Tips Menjaga Kesehatan Gigi Saat Puasa

Biasanya bau mulut bakal menjadi tidak cukup sedap saat mengerjakan puasa. Hal ini diakibatkan oleh suasana mulut yang tidak ditembus makanan atau minuman selama sejumlah waktu. Karena nyatanya, makanan dan minuman yang beraroma akan menciptakan mulut berbau lebih segar dan wangi sedikit. Yuk, simak aturan bagaimana sikat gigi ketika puasa di bawah ini.

Kapan saja mesti sikat gigi ketika puasa?

American Dental Association menganjurkan tiap pribadi untuk menyikat gigi dua kali sehari, dengan memakai pasta gigi yang berisi fluoride. Hal itu adalahaturan standar dan mesti untuk dilaksanakan sehari-hari.

Nah, dengan permasalahan yang tidak banyak berbeda, sikat gigi ketika puasa dapat dilakukan sebelum istirahat di waktu sesudah berbuka dan setelah mencicipi hidangan sahur. Keduanya dapat dilakukan pada ketika di mana kita boleh santap dan minum. 

Saat kita menyikat gigi, kita berupaya guna menghilangkan saldo makanan, plak, dan wewangian tidak sedap pada mulut. Banyak yang mengambinghitamkan dalil puasa guna tidak menyikat gigi karena dalil takut batal. Sayangnya, urusan tersebut jelas salah dah riskan jika dilaksanakan terus menerus.

Jika Anda tidak jarang tidak sikat gigi ketika puasa, bakteri dan kotoran saldo makanan sahur dan berbuka dapat memecah enamel gigi dan mengakibatkan rongga kecil tak terlihat. Lama kelamaan, saldo makanan itu akan pulang menjadi plak yang mengeras menjadi karang gigi, sampai-sampai lebih susah dan sulit untuk membersihkannya sekitar puasa.

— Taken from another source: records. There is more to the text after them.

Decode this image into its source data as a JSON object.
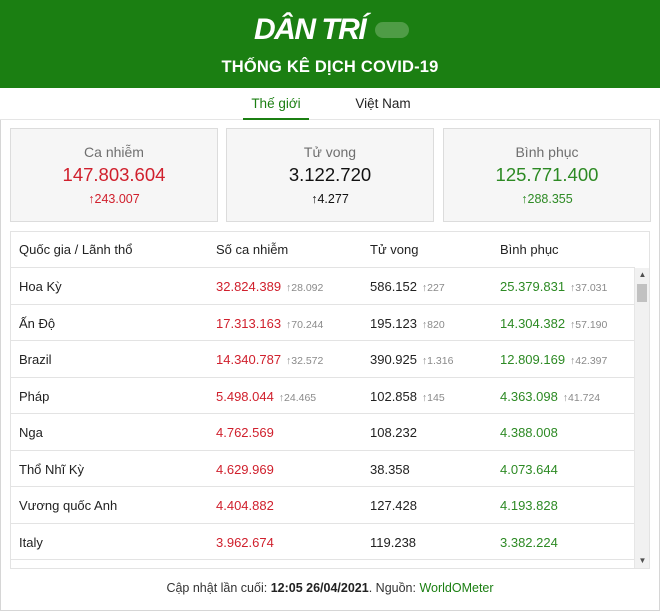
{
  "header": {
    "logo": "DÂN TRÍ",
    "title": "THỐNG KÊ DỊCH COVID-19"
  },
  "tabs": [
    {
      "label": "Thế giới",
      "active": true
    },
    {
      "label": "Việt Nam",
      "active": false
    }
  ],
  "summary": {
    "cases": {
      "label": "Ca nhiễm",
      "value": "147.803.604",
      "delta": "243.007"
    },
    "deaths": {
      "label": "Tử vong",
      "value": "3.122.720",
      "delta": "4.277"
    },
    "recovered": {
      "label": "Bình phục",
      "value": "125.771.400",
      "delta": "288.355"
    }
  },
  "table": {
    "headers": [
      "Quốc gia / Lãnh thổ",
      "Số ca nhiễm",
      "Tử vong",
      "Bình phục"
    ],
    "rows": [
      {
        "country": "Hoa Kỳ",
        "cases": "32.824.389",
        "cases_delta": "28.092",
        "deaths": "586.152",
        "deaths_delta": "227",
        "recovered": "25.379.831",
        "recovered_delta": "37.031"
      },
      {
        "country": "Ấn Độ",
        "cases": "17.313.163",
        "cases_delta": "70.244",
        "deaths": "195.123",
        "deaths_delta": "820",
        "recovered": "14.304.382",
        "recovered_delta": "57.190"
      },
      {
        "country": "Brazil",
        "cases": "14.340.787",
        "cases_delta": "32.572",
        "deaths": "390.925",
        "deaths_delta": "1.316",
        "recovered": "12.809.169",
        "recovered_delta": "42.397"
      },
      {
        "country": "Pháp",
        "cases": "5.498.044",
        "cases_delta": "24.465",
        "deaths": "102.858",
        "deaths_delta": "145",
        "recovered": "4.363.098",
        "recovered_delta": "41.724"
      },
      {
        "country": "Nga",
        "cases": "4.762.569",
        "cases_delta": "",
        "deaths": "108.232",
        "deaths_delta": "",
        "recovered": "4.388.008",
        "recovered_delta": ""
      },
      {
        "country": "Thổ Nhĩ Kỳ",
        "cases": "4.629.969",
        "cases_delta": "",
        "deaths": "38.358",
        "deaths_delta": "",
        "recovered": "4.073.644",
        "recovered_delta": ""
      },
      {
        "country": "Vương quốc Anh",
        "cases": "4.404.882",
        "cases_delta": "",
        "deaths": "127.428",
        "deaths_delta": "",
        "recovered": "4.193.828",
        "recovered_delta": ""
      },
      {
        "country": "Italy",
        "cases": "3.962.674",
        "cases_delta": "",
        "deaths": "119.238",
        "deaths_delta": "",
        "recovered": "3.382.224",
        "recovered_delta": ""
      }
    ]
  },
  "footer": {
    "prefix": "Cập nhật lần cuối: ",
    "time": "12:05 26/04/2021",
    "mid": ". Nguồn: ",
    "source": "WorldOMeter"
  },
  "colors": {
    "brand_green": "#1b7f12",
    "cases_red": "#d0202d",
    "recovered_green": "#2d8a24"
  },
  "icons": {
    "delta": "arrow-up-icon",
    "scroll_up": "triangle-up-icon",
    "scroll_down": "triangle-down-icon"
  }
}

Tips menjaga kesucian gigi ketika puasa

Di samping menyikat gigi, American Dental Association menganjurkan Anda untuk mengerjakan perawatan tidak banyak lebih tambahan untuk menjaga kesucian gigi ketika puasa. kita juga dapat menambahnya dengan mencuci gigi memakai benang gigi atau floss, dan obat kumur. Yuk simak tips-tipsnya inilah ini.

1. Raih seluruh bagian gigi dengan sikat

Pastikan kita menyikat seluruh bagian gigi Anda. Menyikat gigi dipecah 3 bagian, yakni menyikat permukaan unsur dalam, permukaan luar dan permukaan gigi yang mengunyah.

2. Jangan langsung berkumur

Setelah menyikat gigi, tidak boleh langsung berkumur. Mengapa demikian? Berkumur pada dasarnya akan mencuci dan meminimalisir efek zat fluoride pada saldo pasta gigi, sehingga pemakaian pasta gigi jadi tidak maksimal hasilnya. Baiknya tunggu sampai 5-10 menit, baru kita boleh berkumur.

3. Gunakan benang gigi (dental floss)

Sambil menantikan efek kerja fluoride pasta gigi supaya bekerja maksimal, Anda dapat membersihkan gigi memakai benang eksklusif yang dapat membasmi saldo makanan yang tersisa di sela-sela gigi, sebab kebanyakan faedah sikat kurang dapat menjangkau ke sela-sela tertentu unsur gigi.

Flossing atau benang gigi, bukan hanya bermanfaat menghempas makanan yang menyelip salah satu sela gigi Anda. Benang gigi, seringkali juga berfungsi mengurangi risiko gigi infeksi, bau mulut, dan bahkan menghilangkan plak yang terbentuk di sepanjang garis gusi. Begini teknik pemakaiannya:

Ambil 20-30 cm benang atau pita gigi, pegang ke dua ujungnya sampai-sampai ada saldo benang yang bermanfaat untuk membersihkan.
Taruh dan letakan benang salah satu sela gigi dan ke wilayah antara gigi dan gusi.
Angkat dengan gerakan naik turun salah satu masing-masing gigi, untuk menerbitkan sisa makanan dan plak.

4. Gunakan obat kumur

Setelah menyikat dan mencuci gigi sudah usai, sekarang saatnya Anda dapat menggunakan obat kumur yang berisi fluoride guna dapat menolong mencegah kehancuran gigi. Pilih cairan obat kumur yang tidak berisi alkohol. kita pun dapat menggunakannya di masa-masa sahur, untuk mendapatkan wewangian dan wangi yang segar pada mulut Anda.